Pero un día, vaya a saber por qué, Bernardino contrajo una enfermedad que le produjo odiosas llagas en la cara, que no cerraban, que persistían pestilentes a la vista de todos. Y el hombre se fue acobardando y encerrando, vergüenza tal vez, por el origen de aquella enfermedad.
Desde sus cuarenta y pico de años hasta su muerte hizo todos los esfuerzos por aislarse. No trabajó más. Y su carácter fue cada día más hosco, oscuro y detestable. Algunos familiares se lo perdonaban pero otros no. Sus hijos no. Recuerdos dolorosos apenas asomaron, aún con franco rencor, de la boca de su último hijo en morir, casi no podía hablar de su padre, y sólo lo hizo con tristeza para marcar a fuego que no trabajaba, que le delegaba todo a su esposa y que no hacía más que rezongar y maldecir. Dicen que era un hombre malo.
Esta pareja vivió junta, entre las mismas paredes, hasta el casamiento de su hija mayor, en 1925, unos veintisiete años. A partir de allí, Bernardino vivió con su hijo Aníbal y Clotilde con su hija Magdalena.
Magdalena Villaflor: su tía y madre de crianza
Una tal Valentina Rodríguez, treintañera, se acercó el 30 de junio de 1899 a la sede del Registro Civil capitalino para informar que cuando daban la una y media de la madrugada del 26 de junio, en una casa pobre de la calle Armonía 1831, había nacido una chiquita desde las entrañas de la señora Clotilde Ojeda, que la flamante madre tenía 28 años y que era argentina y casada.
Declaraba además que el papá de la criatura se llamaba Bernardino Villaflor.
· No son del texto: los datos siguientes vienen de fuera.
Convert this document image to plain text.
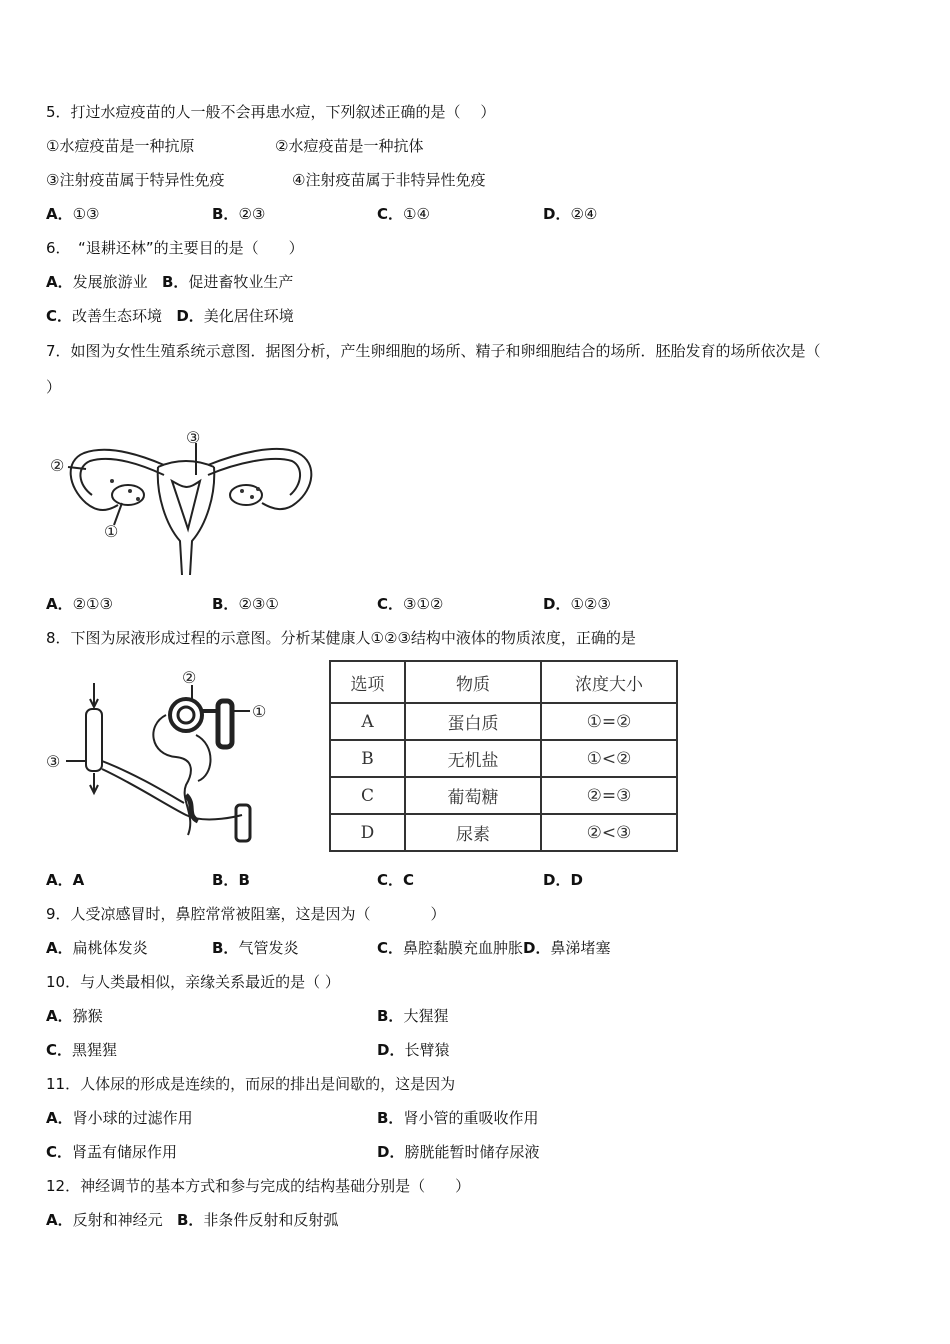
5．打过水痘疫苗的人一般不会再患水痘，下列叙述正确的是（　 ）
①水痘疫苗是一种抗原	②水痘疫苗是一种抗体
③注射疫苗属于特异性免疫	④注射疫苗属于非特异性免疫
A．①③	B．②③	C．①④	D．②④
6．　“退耕还林”的主要目的是（　　）
A．发展旅游业 B．促进畜牧业生产
C．改善生态环境 D．美化居住环境
7．如图为女性生殖系统示意图．据图分析，产生卵细胞的场所、精子和卵细胞结合的场所．胚胎发育的场所依次是（
）
③
②
①
A．②①③	B．②③①	C．③①②	D．①②③
8．下图为尿液形成过程的示意图。分析某健康人①②③结构中液体的物质浓度，正确的是
②
①
③
选项	物质	浓度大小
A	蛋白质	①=②
B	无机盐	①<②
C	葡萄糖	②=③
D	尿素	②<③
A．A	B．B	C．C	D．D
9．人受凉感冒时，鼻腔常常被阻塞，这是因为（　　　　）
A．扁桃体发炎	B．气管发炎	C．鼻腔黏膜充血肿胀D．鼻涕堵塞
10．与人类最相似，亲缘关系最近的是（ ）
A．猕猴	B．大猩猩
C．黑猩猩	D．长臂猿
11．人体尿的形成是连续的，而尿的排出是间歇的，这是因为
A．肾小球的过滤作用	B．肾小管的重吸收作用
C．肾盂有储尿作用	D．膀胱能暂时储存尿液
12．神经调节的基本方式和参与完成的结构基础分别是（　　）
A．反射和神经元 B．非条件反射和反射弧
Pero cuando hace referencia al nombre que le ponían a la pequeña, quedó registrado el de Juana Amalia.
Aunque parezca un chiste, esta mujer nació con un nombre legal, vivió con otro ya que familiarmente siempre fue conocida como Ana Magdalena, y falleció con otro, porque su partida de defunción dice Magdalena, a secas.
Tal vez sirva como explicación que esta mujer fue artista. Ni las propias hijas supieron de estos avatares con su nombre, hasta nuestra investigación.
La mencionada Valentina Rodríguez, que no sabía escribir ni firmar, acudió con un poder otorgado por la parturienta Clotilde para hacer el trámite. Un tal Alejandro Guiditta le hizo el favor de rubricar por ella el acta de nacimiento, además de los testigos Luis Modenessi y José Gatto.
Creció inhalando el perfume de los conventillos, mezcla de malvones, ropa limpia, perros, orines, guisos, polenta y sudor. Ayudó desde pequeña a conseguir algún dinero para que en la mesa haya comida, sumando su esfuerzo al de sus hermanos y madre, realizando tareas en su casa que las fábricas solían dar a domicilio. Pero la embargó desde siempre el arte del teatro, de la actuación, de ser otra aunque sea por un rato. Fue también obrera textil en la fábrica Masllorens y contó a quien quisiera escucharla, cuál era la táctica para que cuando los cosacos —hombres de la policía que, montados a caballo, solían cargar sobre huelguistas y manifestantes— atacaban, no ser víctima de sus golpes: el secreto era tirarse al suelo y quedarse bien pegado contra los adoquines. “Así ni el caballo ni los sables te pueden hacer nada”, contaba.